The idea that synaesthesia can happen in different regions of the brain, and because of this the experience of various types of synaesthesia can vary in detectable ways because of the influence on the synaesthesia of the varied ways that different areas of the brain operate. This can mean that one synaesthete can experience different types of synaesthesia that operate in very different ways, for example, some types of synaesthesia more rare or spontaneous or intrusive than other types. (I am not completely sure of the originality or the novelty of all of this idea.)

The idea that there is an association between synaesthesia and super-recognition that is not merely coincidental.

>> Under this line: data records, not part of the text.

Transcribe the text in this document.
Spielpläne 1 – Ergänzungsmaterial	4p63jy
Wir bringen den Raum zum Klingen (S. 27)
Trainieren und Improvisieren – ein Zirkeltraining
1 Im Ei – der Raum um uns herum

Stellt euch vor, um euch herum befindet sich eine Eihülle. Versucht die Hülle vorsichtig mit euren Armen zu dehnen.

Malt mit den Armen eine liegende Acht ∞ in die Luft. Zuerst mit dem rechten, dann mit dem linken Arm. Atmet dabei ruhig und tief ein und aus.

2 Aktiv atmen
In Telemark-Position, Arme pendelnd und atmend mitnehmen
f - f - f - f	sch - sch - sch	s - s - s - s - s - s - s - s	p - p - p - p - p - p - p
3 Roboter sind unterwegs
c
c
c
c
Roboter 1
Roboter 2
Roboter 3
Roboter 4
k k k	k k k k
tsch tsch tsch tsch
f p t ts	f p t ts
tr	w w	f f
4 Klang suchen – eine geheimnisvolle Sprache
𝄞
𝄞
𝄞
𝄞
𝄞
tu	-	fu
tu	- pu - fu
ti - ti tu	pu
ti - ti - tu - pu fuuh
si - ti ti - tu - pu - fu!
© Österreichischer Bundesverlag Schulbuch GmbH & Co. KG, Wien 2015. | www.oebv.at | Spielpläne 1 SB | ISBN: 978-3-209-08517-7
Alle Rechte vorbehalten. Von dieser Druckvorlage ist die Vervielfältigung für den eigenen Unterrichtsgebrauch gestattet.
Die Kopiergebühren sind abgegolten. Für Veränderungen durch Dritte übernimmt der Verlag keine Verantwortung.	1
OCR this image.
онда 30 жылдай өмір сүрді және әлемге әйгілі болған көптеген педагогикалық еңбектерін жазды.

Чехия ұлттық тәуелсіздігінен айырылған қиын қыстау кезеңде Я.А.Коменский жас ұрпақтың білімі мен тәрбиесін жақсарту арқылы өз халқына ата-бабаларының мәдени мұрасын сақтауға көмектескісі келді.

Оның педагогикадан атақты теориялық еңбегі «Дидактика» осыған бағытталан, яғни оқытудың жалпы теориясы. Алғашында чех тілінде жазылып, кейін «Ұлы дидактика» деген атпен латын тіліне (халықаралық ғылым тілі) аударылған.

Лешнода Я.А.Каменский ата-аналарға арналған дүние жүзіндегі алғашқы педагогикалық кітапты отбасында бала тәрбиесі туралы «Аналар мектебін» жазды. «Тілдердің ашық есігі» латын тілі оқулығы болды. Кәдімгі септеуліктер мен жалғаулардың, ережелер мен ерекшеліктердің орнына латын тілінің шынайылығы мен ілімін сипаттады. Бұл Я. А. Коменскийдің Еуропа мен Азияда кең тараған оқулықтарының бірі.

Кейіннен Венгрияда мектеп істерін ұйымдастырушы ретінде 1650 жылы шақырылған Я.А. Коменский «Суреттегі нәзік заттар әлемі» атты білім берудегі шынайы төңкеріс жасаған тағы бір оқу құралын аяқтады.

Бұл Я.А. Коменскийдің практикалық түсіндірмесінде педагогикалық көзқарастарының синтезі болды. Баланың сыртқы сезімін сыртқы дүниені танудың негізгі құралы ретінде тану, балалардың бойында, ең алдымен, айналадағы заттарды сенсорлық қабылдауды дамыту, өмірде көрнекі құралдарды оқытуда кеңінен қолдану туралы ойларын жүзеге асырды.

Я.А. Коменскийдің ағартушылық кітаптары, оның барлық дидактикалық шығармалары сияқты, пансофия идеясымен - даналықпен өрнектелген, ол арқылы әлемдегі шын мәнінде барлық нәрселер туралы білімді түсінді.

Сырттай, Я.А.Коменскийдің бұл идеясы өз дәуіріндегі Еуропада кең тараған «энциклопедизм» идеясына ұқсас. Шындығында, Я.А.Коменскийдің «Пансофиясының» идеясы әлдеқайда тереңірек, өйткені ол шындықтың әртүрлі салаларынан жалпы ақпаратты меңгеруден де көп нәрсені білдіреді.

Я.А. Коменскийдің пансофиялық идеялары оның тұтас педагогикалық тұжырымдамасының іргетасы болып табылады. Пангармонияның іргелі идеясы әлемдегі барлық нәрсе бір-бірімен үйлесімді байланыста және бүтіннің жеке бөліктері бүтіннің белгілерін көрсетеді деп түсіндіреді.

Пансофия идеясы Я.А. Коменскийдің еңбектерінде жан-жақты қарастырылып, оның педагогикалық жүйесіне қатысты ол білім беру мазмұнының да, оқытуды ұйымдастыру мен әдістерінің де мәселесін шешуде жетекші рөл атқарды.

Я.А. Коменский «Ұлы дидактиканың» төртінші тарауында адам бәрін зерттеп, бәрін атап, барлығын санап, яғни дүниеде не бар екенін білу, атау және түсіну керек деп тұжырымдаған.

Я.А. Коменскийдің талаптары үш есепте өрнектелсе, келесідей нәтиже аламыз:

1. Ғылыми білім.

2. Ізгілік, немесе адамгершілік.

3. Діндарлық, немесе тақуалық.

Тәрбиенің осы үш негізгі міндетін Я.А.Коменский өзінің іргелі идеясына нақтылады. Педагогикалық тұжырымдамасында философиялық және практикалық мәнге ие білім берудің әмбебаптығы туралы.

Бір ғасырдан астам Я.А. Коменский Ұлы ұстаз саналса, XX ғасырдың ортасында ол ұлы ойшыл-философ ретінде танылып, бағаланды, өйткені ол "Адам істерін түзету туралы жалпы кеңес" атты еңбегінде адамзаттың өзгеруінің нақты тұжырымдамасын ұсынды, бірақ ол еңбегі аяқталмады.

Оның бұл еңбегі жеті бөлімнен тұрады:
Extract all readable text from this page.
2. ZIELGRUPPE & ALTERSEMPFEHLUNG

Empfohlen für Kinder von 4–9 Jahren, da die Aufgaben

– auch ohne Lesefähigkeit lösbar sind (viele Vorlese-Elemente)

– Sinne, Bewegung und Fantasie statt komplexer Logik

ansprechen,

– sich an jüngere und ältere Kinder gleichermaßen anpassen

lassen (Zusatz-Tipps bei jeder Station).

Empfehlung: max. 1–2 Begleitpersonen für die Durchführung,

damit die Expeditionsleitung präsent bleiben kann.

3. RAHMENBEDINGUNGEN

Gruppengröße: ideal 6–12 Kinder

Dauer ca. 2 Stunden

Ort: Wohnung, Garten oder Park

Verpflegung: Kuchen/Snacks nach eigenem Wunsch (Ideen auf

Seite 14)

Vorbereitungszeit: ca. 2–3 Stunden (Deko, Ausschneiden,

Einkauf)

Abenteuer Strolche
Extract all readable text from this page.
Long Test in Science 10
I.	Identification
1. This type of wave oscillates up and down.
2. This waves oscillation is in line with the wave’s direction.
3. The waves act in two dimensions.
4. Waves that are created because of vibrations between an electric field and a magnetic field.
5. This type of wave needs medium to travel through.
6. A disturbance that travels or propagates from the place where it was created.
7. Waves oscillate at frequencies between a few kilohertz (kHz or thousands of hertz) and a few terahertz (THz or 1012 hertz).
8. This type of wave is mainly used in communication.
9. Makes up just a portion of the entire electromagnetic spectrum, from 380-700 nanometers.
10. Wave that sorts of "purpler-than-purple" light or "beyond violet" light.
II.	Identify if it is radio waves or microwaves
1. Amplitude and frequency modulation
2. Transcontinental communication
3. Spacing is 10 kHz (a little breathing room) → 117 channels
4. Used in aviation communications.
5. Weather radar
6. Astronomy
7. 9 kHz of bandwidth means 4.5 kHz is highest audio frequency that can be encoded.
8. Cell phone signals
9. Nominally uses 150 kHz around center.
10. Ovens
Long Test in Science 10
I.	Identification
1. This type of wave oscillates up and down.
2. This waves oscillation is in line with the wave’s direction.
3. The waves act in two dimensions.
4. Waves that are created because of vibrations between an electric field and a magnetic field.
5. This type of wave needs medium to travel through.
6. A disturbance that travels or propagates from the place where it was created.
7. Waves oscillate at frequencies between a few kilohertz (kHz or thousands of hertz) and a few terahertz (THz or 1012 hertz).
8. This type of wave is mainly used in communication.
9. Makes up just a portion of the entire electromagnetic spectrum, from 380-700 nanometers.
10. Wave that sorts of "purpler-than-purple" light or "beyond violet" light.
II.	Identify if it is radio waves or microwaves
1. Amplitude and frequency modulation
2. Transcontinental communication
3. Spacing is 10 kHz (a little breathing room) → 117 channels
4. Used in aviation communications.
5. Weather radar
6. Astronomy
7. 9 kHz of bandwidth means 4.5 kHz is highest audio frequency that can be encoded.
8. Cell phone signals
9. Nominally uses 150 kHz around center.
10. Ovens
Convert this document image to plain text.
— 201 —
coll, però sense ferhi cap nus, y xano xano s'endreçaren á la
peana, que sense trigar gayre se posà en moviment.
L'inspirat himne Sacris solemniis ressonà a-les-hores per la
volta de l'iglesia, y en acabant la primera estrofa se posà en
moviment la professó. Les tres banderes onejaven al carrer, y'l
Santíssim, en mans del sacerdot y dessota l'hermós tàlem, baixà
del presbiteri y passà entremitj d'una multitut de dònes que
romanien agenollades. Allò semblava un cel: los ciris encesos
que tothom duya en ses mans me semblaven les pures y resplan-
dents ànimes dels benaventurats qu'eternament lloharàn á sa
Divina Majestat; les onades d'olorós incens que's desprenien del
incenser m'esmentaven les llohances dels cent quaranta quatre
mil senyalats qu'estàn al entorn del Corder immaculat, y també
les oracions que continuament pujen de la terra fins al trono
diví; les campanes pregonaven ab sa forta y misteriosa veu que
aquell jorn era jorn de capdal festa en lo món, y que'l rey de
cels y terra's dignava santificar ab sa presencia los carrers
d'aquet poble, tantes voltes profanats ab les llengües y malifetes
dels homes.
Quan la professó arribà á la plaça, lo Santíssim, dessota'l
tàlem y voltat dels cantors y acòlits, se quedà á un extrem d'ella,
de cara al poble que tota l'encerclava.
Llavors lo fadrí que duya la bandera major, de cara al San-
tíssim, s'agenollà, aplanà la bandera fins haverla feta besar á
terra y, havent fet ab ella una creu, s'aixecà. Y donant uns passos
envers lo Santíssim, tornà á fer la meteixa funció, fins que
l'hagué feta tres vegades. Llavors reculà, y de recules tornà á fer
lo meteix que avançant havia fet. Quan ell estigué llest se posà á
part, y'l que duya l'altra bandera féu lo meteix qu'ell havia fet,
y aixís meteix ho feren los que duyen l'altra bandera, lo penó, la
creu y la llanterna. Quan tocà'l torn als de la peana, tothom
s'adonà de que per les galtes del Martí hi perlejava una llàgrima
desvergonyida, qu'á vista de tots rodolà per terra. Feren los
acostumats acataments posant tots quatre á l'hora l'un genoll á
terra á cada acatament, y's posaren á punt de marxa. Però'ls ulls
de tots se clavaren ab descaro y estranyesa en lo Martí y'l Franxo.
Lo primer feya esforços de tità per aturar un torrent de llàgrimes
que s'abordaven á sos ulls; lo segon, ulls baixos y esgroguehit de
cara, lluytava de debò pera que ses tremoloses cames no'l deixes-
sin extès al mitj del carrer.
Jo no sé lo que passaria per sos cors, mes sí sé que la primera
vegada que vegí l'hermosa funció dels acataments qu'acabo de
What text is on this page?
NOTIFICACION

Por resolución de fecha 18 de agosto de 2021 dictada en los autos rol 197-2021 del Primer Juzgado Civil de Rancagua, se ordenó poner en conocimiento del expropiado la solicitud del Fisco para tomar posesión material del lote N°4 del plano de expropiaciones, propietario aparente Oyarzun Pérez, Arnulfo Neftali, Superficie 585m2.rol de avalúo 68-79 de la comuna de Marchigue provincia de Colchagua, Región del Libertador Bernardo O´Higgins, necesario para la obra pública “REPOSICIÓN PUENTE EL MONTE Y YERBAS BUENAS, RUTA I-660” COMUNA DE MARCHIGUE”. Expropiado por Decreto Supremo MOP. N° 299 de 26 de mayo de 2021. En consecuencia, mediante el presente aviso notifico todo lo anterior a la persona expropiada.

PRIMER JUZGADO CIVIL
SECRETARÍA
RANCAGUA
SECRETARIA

The idea that synaesthesia is a type of memory or learning. (Not sure if I’m the first to note this obvious fact).

The idea that synaesthesia concurrents are re-experienced memories, or re-activated “learnings” of concepts, not perceptions. (Not sure if I’m the first to note this obvious fact). In support of this idea I can assert that synaesthesia is like face recognition in that both are visual memory-based phenomena which are subject to the Verbal Overshadowing Effect or something very similar. My assertion that synaesthesia is subject to the verbal overshadowing effect is based on my own observations (outlined elsewhere in this post).

The idea that super-recognizers should or could be trained and employed as expert consultants in the practice of medical genetics.

The idea that medical geneticists and all types of medical specialists need to have a super-recognizer level of face memory or face recognition ability, so that they can intuitively and quickly recognize medical facies.

The idea that there is no clear point of distinction between medical facies or faces associated with genetic syndromes and normal faces.

The idea that super-recognizers could be used to facially identify blood relatives of a person or persons.

The idea that super-recognizers could be used to facially identify the specific ethnicity of a person.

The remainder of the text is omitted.